Zur Politik gehört die Rechtspolitik und damit auch die juristische Argumentation, die ihrerseits durchaus wirksam werden kann. Das zeigt sich etwa bei den Kontroversen um die artifizielle Reproduktion, um die Präimplantationsdiagnostik und den Status des Embryos. Doch materielle Fragen des Rechts wie auch der Philosophie oder der Theologie zählen nicht zu den Gegenständen des Buches, dessen allgemeinpolitik-, gesellschafts- und mentalitätsgeschichtlichen Stoffe – differenziert und abgewogen erschlossen – die Fülle der Monographie ausmachen.

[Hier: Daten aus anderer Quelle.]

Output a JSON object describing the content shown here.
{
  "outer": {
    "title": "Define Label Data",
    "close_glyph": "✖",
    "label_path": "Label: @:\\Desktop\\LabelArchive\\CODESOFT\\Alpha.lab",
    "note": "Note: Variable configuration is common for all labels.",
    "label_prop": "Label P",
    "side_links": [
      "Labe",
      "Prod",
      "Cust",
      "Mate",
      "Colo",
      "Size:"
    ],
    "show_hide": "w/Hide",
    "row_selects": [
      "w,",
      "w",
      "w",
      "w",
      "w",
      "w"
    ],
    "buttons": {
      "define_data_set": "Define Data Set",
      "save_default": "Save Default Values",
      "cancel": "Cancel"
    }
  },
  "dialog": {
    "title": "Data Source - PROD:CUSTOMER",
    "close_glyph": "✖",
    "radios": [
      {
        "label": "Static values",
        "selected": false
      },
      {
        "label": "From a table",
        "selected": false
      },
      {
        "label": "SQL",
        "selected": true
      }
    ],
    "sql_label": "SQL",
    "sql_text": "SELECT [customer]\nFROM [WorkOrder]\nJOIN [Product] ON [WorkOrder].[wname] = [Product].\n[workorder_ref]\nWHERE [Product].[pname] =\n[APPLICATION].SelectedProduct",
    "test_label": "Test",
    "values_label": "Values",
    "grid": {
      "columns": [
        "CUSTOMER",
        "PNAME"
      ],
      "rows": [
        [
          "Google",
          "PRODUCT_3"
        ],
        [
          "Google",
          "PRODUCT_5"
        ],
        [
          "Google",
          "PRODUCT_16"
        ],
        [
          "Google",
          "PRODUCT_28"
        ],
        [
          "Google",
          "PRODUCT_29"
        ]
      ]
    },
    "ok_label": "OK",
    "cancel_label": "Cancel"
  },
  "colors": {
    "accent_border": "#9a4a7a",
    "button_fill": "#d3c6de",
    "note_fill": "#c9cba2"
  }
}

Dicke, ungebrochene Linien zu ziehen, ist nicht Sache der Autorin. So lassen sich denn auch ihre Ergebnisse auf knappem Raum nur schwer zusammenfassen. Die vergleichende Analyse ergab, „dass die Differenzen einerseits in den gesellschaftlichen Geschlechter-Arrangements, andererseits in der Verfasstheit der politischen Kultur liegen“. Die normative Definition des Verhältnisses von Erwerbs- und Reproduktionsaufgaben im Österreich des 20. Jahrhunderts erwies sich als nie so eindeutig ausgeprägt wie in den USA und viel stärker von Widersprüchlichkeiten gekennzeichnet.
Es überrascht nicht, dass die Konflikte um die Abtreibungsgesetzgebung in den USA und in Österreich von den jeweils unterschiedlichen und charakteristischen institutionellen wie ideologischen Voraussetzungen abhingen, mochten sich Konfliktthema und Konfliktinhalt auch ähneln. So spielten die politischen Parteien in Österreich eine größere Rolle als in den USA, wo die evangelikalischen Kräfte den Konflikt nach Aufhebung des Abtreibungsverbots anheizten. Hier wie dort trugen die Frauenbewegungen wesentlich zur Strafrechtsreform bei. In einem fragmentarischen Schlussteil („Rationalisierung, Individualisierung, Globalisierung“) rückt die Autorin die beschriebenen Abläufe in größere bevölkerungspolitische und diskursive Zusammenhänge. Sie sieht „die Ambivalenz des modernen Versuches, menschliche Reproduktion zu kontrollieren und zu steuern, in diesem Versuch selbst angelegt“.
Das Buch bietet für den Juristen keine einfache Lektüre. Sie lohnt sich für den Rechtshistoriker, der Hintergrundinformationen sucht.